California has passed, and Governor Jerry Brown has signed, a privacy bill that established a consumer right of privacy, though one based on disclosure and the right to opt out of data collection or third-party sharing, and to have their data deleted if they chose.
Related: California Tees Up Privacy Bill
Privacy purists prefer that businesses be required to get opt-in consent before collection of sharing, but tech and internet groups were raising concerns, so the bill clearly had some teeth, if not as sharp as some privacy groups would have liked.
The bill does not go into effect until 2020, the Internet Association pointed out.
The California Data Privacy Protection Act was introduced by by a pair of Democrats--Sens. Robert Hertzberg and Assembly member Ed Chau--and pushed by Common Sense Media with en eye toward protecting kids info online.
In the mode of a consumer "bill of rights" for privacy, the legislation includes the rights 1) to know what data is being collected, the right to opt out of the data collection, and the right to delete all their private data--akin to the "eraser button" that Sen. Ed Markey (D-Mass.) has long advocated for in national legislation, though he favors an "opt in" approach to allowing data collection, rather than the other way around.
The bill has a separate kids rights section, which does require opt in parental consent for the sale of data from 'kids' under 16, allows for fines and lawsuits for data breaches.
The legislators are also billing it as "aligning" with the European Union's new GDPR data privacy framework that went into effect May 25.
The bill comes in the wake of data breaches, sharing controversies (Facebook/Cambridge Analytica), increased focus on tech platforms in Washington, and the FCC's deeding of online privacy issues to the Federal Trade Commission, whose primary authority is enforcement rather than rulemaking.
Reportedly in the wake of the bill's passage, the sponsor of a tougher data privacy initiative agreed to pull it off the November ballot.
"We appreciate the California legislature's efforts to address this important, complex policy area through the legislative process," said TechNet. "While this law adds a significant new layer of privacy protections for California consumers, even its authors have acknowledged it is far from perfect and will need revisions in the months ahead as its consequences and workability are better understood.
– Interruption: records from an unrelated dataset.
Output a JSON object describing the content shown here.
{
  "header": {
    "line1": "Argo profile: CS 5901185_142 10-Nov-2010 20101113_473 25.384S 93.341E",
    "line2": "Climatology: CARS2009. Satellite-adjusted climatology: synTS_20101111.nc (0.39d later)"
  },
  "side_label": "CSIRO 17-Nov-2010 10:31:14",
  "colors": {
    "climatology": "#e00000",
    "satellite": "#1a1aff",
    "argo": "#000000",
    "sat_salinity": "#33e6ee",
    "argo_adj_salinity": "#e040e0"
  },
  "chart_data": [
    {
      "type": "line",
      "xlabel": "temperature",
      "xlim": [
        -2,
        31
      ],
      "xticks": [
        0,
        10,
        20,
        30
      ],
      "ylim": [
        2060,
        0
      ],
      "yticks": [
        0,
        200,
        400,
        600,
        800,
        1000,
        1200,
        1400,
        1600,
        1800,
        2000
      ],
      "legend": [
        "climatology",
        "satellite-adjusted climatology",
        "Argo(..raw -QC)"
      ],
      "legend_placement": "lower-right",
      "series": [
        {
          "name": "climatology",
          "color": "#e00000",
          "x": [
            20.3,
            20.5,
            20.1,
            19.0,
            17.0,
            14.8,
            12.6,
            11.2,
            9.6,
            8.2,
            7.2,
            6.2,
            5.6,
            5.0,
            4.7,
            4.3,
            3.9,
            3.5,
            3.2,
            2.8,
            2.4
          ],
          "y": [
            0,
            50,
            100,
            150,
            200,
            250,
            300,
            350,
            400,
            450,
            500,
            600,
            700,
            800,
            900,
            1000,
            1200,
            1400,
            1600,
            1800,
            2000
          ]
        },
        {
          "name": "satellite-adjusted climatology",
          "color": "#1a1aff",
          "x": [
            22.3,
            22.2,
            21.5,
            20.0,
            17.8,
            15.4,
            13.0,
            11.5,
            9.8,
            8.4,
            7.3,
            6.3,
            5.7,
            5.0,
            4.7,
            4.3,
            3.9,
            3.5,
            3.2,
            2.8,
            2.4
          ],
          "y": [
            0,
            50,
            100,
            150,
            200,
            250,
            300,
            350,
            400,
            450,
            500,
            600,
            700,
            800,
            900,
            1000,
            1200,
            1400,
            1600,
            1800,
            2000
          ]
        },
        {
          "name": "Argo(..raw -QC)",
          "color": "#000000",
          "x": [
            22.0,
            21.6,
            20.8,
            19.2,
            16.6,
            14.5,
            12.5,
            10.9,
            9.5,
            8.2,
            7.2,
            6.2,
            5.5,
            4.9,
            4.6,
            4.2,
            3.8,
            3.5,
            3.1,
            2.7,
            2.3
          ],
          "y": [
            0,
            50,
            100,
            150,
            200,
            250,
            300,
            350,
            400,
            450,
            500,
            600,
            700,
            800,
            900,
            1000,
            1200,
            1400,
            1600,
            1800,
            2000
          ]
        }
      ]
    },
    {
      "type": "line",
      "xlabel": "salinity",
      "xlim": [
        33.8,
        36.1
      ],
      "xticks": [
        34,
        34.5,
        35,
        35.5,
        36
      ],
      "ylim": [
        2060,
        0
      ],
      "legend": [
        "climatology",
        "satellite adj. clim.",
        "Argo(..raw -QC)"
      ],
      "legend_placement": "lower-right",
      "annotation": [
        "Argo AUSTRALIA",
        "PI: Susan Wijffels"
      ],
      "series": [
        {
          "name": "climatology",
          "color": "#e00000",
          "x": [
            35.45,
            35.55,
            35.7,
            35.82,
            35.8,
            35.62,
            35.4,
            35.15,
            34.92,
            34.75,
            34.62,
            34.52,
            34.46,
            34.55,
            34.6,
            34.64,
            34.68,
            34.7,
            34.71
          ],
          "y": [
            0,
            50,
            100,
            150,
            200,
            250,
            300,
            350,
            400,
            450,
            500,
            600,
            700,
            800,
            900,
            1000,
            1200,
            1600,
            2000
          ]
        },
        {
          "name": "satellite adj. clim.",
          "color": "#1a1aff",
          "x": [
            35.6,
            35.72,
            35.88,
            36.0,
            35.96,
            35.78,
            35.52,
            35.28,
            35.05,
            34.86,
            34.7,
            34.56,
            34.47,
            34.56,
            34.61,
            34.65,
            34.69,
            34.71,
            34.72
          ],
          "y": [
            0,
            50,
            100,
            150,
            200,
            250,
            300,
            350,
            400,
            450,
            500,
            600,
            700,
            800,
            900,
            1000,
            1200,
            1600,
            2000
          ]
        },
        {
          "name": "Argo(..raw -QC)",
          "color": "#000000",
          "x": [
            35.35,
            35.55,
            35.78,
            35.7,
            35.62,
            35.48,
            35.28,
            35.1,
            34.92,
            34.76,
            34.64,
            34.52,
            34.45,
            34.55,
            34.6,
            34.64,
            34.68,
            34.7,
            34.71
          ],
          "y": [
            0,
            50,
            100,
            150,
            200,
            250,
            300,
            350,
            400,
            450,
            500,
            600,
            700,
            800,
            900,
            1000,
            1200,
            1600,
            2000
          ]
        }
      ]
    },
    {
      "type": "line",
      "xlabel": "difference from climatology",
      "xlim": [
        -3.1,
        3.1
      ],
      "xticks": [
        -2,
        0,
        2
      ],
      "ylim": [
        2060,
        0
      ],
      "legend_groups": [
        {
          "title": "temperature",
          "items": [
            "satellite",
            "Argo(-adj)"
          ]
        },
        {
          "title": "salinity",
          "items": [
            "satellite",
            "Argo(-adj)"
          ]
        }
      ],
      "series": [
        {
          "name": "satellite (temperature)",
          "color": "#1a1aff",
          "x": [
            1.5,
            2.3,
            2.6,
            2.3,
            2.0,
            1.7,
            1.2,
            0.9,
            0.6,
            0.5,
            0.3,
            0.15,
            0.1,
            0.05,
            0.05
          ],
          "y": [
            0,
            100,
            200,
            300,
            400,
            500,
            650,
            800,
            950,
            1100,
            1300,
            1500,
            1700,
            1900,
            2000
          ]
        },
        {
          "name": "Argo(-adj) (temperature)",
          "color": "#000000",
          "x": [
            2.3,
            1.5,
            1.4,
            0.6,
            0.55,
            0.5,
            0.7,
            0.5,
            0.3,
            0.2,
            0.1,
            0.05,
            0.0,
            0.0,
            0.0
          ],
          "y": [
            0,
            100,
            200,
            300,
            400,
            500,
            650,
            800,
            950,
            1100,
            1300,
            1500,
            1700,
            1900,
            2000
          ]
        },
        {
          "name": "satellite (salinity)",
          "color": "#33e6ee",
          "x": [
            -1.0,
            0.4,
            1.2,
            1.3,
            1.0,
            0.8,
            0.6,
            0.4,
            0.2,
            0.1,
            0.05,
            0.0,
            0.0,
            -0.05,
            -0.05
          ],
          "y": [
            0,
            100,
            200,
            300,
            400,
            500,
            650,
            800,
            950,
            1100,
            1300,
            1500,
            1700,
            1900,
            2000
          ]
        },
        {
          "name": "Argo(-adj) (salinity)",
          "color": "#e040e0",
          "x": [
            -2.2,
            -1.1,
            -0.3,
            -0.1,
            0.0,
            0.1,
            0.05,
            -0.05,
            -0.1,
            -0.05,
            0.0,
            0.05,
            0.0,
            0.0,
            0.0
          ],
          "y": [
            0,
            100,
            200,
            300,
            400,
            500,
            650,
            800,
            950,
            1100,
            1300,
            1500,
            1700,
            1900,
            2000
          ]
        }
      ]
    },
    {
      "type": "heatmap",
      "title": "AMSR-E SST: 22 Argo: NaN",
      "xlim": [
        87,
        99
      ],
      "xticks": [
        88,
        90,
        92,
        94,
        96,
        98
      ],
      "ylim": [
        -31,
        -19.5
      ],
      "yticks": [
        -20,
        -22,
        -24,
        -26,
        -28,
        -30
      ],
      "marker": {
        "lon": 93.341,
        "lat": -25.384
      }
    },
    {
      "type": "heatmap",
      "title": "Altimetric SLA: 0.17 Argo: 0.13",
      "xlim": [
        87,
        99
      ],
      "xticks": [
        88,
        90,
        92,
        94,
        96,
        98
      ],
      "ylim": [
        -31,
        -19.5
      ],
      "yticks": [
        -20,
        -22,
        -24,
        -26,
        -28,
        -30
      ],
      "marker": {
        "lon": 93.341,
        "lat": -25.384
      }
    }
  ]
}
“Maintaining people’s privacy and security has always been and remains a top priority of internet platforms," said Internet Association VP Robert Callahan. "Trust with IA member products and services is essential to a thriving internet, and the internet industry is committed to providing people with information and tools to make informed choices about how their personal information is used, seen, and shared online.
“Data regulation policy is complex and impacts every sector of the economy, including the internet industry.
That makes the lack of public discussion and process surrounding this far-reaching bill even more concerning.
The circumstances of this bill are specific to California. It is critical going forward that policymakers work to correct the inevitable, negative policy and compliance ramifications this last-minute deal will create for California’s consumers and businesses alike.”
"California’s new privacy legislation will do less damage to the Internet economy than the proposed ballot initiative would have done," said information Technology & Innovation Foundation VP Daniel Castro. "But even so, the bill is flawed. Billions of users around the world share personal data—often anonymously—in exchange for access to free content and services. The system is not perfect, but it works."He said the bill "will undercut access to free content and services by prohibiting companies from penalizing consumers who opt out of sharing their personal data. This is like passing a law saying that consumers can opt out of paying for their meals, but restaurants can’t refuse them service."